How Do I Secure Services Using Host Access Control in Web Host Manager?

Host Access Control allows you to set up specific rules to allow or deny access to your server and services on it based on the IP address that is attempting to connect. It is general practice that denying all connections and only allowing connections that you wish to proceed is the most secure way to use Host Access Control.

To set up a rule, you will need to add the service you wish to create the rule for, the IP address(es) you wish to allow or deny, and then the action to be taken (allow or deny).

You can secure the following services by using host access control,

• cPanel (cpaneld)
• WHM (whostmgrd)
• Webmail (webmaild)
• Web Disk (cpdavd)
• FTP (ftpd)
• SSH (sshd)
• SMTP (smtp)
• POP3 (pop3)
• IMAP (imap)

Procedure to set allow/deny services in Host Access Control :

1. Login to WHM as root

2. Click on to ” Host access control ” under ” Security center ” ( Home>>Security center>>Host Access Control )

3. Then the page turn into next page where you can set the three parts, You need to specify the service which you want to set under ” Daemon ” option and you can set the ip address which you want to set that rule under , Then you can set the rule under “Action” option.
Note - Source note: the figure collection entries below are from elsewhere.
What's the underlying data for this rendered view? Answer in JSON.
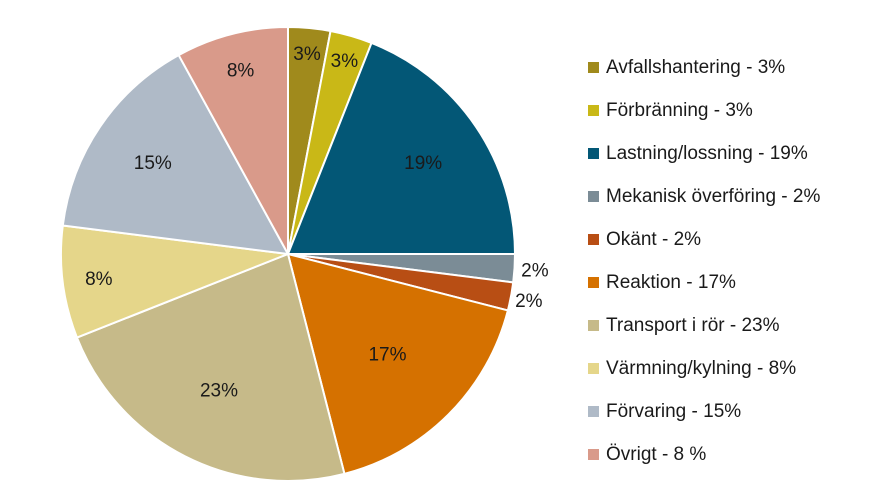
{
  "chart_data": {
    "type": "pie",
    "title": "",
    "slices": [
      {
        "name": "Avfallshantering",
        "value": 3,
        "label": "3%",
        "legend": "Avfallshantering - 3%",
        "color": "#A08A1C"
      },
      {
        "name": "Förbränning",
        "value": 3,
        "label": "3%",
        "legend": "Förbränning - 3%",
        "color": "#C9B817"
      },
      {
        "name": "Lastning/lossning",
        "value": 19,
        "label": "19%",
        "legend": "Lastning/lossning - 19%",
        "color": "#035776"
      },
      {
        "name": "Mekanisk överföring",
        "value": 2,
        "label": "2%",
        "legend": "Mekanisk överföring - 2%",
        "color": "#7B8C96"
      },
      {
        "name": "Okänt",
        "value": 2,
        "label": "2%",
        "legend": "Okänt - 2%",
        "color": "#B84E14"
      },
      {
        "name": "Reaktion",
        "value": 17,
        "label": "17%",
        "legend": "Reaktion - 17%",
        "color": "#D57100"
      },
      {
        "name": "Transport i rör",
        "value": 23,
        "label": "23%",
        "legend": "Transport i rör - 23%",
        "color": "#C6BA89"
      },
      {
        "name": "Värmning/kylning",
        "value": 8,
        "label": "8%",
        "legend": "Värmning/kylning - 8%",
        "color": "#E5D68A"
      },
      {
        "name": "Förvaring",
        "value": 15,
        "label": "15%",
        "legend": "Förvaring - 15%",
        "color": "#AFBAC7"
      },
      {
        "name": "Övrigt",
        "value": 8,
        "label": "8%",
        "legend": "Övrigt - 8 %",
        "color": "#D99A8A"
      }
    ],
    "legend_position": "right"
  }
}
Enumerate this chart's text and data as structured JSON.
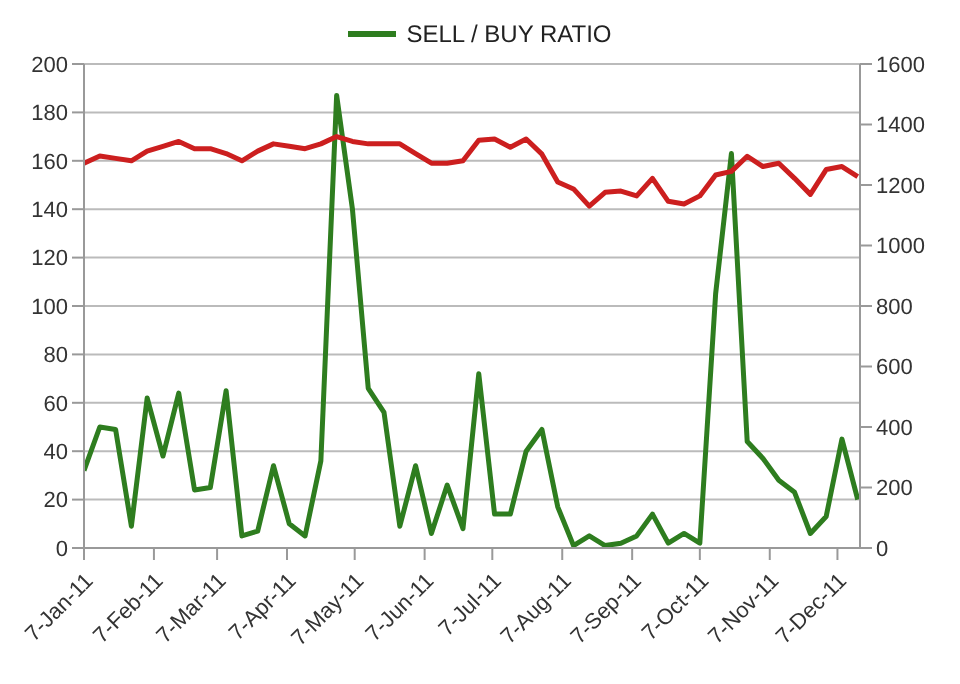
{
  "chart_data": {
    "type": "line",
    "x": [
      "2011-01-07",
      "2011-01-14",
      "2011-01-21",
      "2011-01-28",
      "2011-02-04",
      "2011-02-11",
      "2011-02-18",
      "2011-02-25",
      "2011-03-04",
      "2011-03-11",
      "2011-03-18",
      "2011-03-25",
      "2011-04-01",
      "2011-04-08",
      "2011-04-15",
      "2011-04-22",
      "2011-04-29",
      "2011-05-06",
      "2011-05-13",
      "2011-05-20",
      "2011-05-27",
      "2011-06-03",
      "2011-06-10",
      "2011-06-17",
      "2011-06-24",
      "2011-07-01",
      "2011-07-08",
      "2011-07-15",
      "2011-07-22",
      "2011-07-29",
      "2011-08-05",
      "2011-08-12",
      "2011-08-19",
      "2011-08-26",
      "2011-09-02",
      "2011-09-09",
      "2011-09-16",
      "2011-09-23",
      "2011-09-30",
      "2011-10-07",
      "2011-10-14",
      "2011-10-21",
      "2011-10-28",
      "2011-11-04",
      "2011-11-11",
      "2011-11-18",
      "2011-11-25",
      "2011-12-02",
      "2011-12-09",
      "2011-12-16"
    ],
    "series": [
      {
        "name": "SELL / BUY RATIO",
        "color": "#2e7d1f",
        "values": [
          32,
          50,
          49,
          9,
          62,
          38,
          64,
          24,
          25,
          65,
          5,
          7,
          34,
          10,
          5,
          36,
          187,
          140,
          66,
          56,
          9,
          34,
          6,
          26,
          8,
          72,
          14,
          14,
          40,
          49,
          17,
          1,
          5,
          1,
          2,
          5,
          14,
          2,
          6,
          2,
          105,
          163,
          44,
          37,
          28,
          23,
          6,
          13,
          45,
          20
        ]
      },
      {
        "color": "#cc1f1f",
        "axis": "y2",
        "values": [
          1272,
          1296,
          1288,
          1280,
          1312,
          1328,
          1344,
          1320,
          1320,
          1304,
          1280,
          1312,
          1336,
          1328,
          1320,
          1336,
          1360,
          1344,
          1336,
          1336,
          1336,
          1304,
          1272,
          1272,
          1280,
          1348,
          1352,
          1325,
          1352,
          1302,
          1210,
          1187,
          1130,
          1176,
          1180,
          1164,
          1222,
          1146,
          1137,
          1164,
          1233,
          1245,
          1295,
          1261,
          1272,
          1222,
          1169,
          1251,
          1261,
          1228
        ]
      }
    ],
    "xlim": [
      "2011-01-07",
      "2011-12-17"
    ],
    "xticks": [
      {
        "value": "2011-01-07",
        "label": "7-Jan-11"
      },
      {
        "value": "2011-02-07",
        "label": "7-Feb-11"
      },
      {
        "value": "2011-03-07",
        "label": "7-Mar-11"
      },
      {
        "value": "2011-04-07",
        "label": "7-Apr-11"
      },
      {
        "value": "2011-05-07",
        "label": "7-May-11"
      },
      {
        "value": "2011-06-07",
        "label": "7-Jun-11"
      },
      {
        "value": "2011-07-07",
        "label": "7-Jul-11"
      },
      {
        "value": "2011-08-07",
        "label": "7-Aug-11"
      },
      {
        "value": "2011-09-07",
        "label": "7-Sep-11"
      },
      {
        "value": "2011-10-07",
        "label": "7-Oct-11"
      },
      {
        "value": "2011-11-07",
        "label": "7-Nov-11"
      },
      {
        "value": "2011-12-07",
        "label": "7-Dec-11"
      }
    ],
    "ylim": [
      0,
      200
    ],
    "yticks": [
      0,
      20,
      40,
      60,
      80,
      100,
      120,
      140,
      160,
      180,
      200
    ],
    "y2lim": [
      0,
      1600
    ],
    "y2ticks": [
      0,
      200,
      400,
      600,
      800,
      1000,
      1200,
      1400,
      1600
    ],
    "grid": "y",
    "legend": "top",
    "marker": "none",
    "line_style": "solid"
  }
}
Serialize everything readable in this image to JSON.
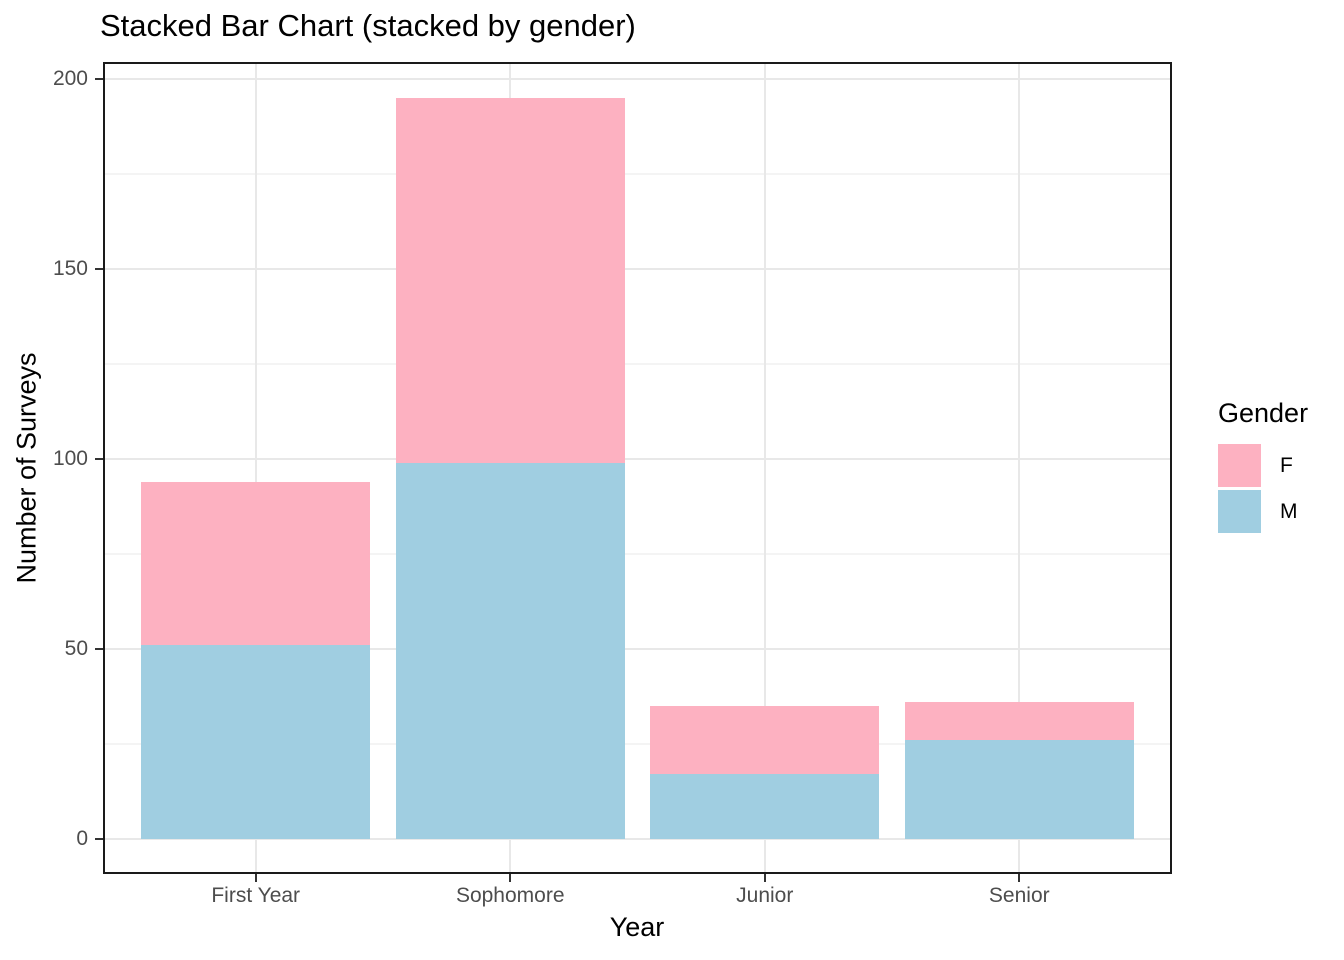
{
  "chart_data": {
    "type": "bar",
    "stacked": true,
    "title": "Stacked Bar Chart (stacked by gender)",
    "xlabel": "Year",
    "ylabel": "Number of Surveys",
    "categories": [
      "First Year",
      "Sophomore",
      "Junior",
      "Senior"
    ],
    "series": [
      {
        "name": "M",
        "color": "#A0CEE1",
        "values": [
          51,
          99,
          17,
          26
        ]
      },
      {
        "name": "F",
        "color": "#FDB1C1",
        "values": [
          43,
          96,
          18,
          10
        ]
      }
    ],
    "stack_totals": [
      94,
      195,
      35,
      36
    ],
    "stack_order_bottom_to_top": [
      "M",
      "F"
    ],
    "ylim": [
      0,
      200
    ],
    "yticks": [
      0,
      50,
      100,
      150,
      200
    ],
    "yticks_minor": [
      25,
      75,
      125,
      175
    ],
    "grid": "horizontal major+minor, vertical major at category centers",
    "legend": {
      "title": "Gender",
      "position": "right",
      "entries": [
        {
          "label": "F",
          "color": "#FDB1C1"
        },
        {
          "label": "M",
          "color": "#A0CEE1"
        }
      ]
    },
    "colors": {
      "panel_border": "#1A1A1A",
      "tick_mark": "#333333",
      "tick_label": "#4D4D4D",
      "grid_major": "#E8E8E8",
      "grid_minor": "#F4F4F4",
      "title_text": "#000000"
    }
  }
}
Here you can also add your comment under ” comments ”

4. After adding all those details you need to save it. You should click “Save Host Access List” button to save changes.

5.You can also use “ALL EXCEPT x.x.x.x” as an Access List which will allow all IP addresses except x.x.x.x (replace with a specific IP address).

Note that the rules have an order of precedence. You need to place your allow rules before your deny rules if you are choosing to use the allow from a few, then deny from all technique.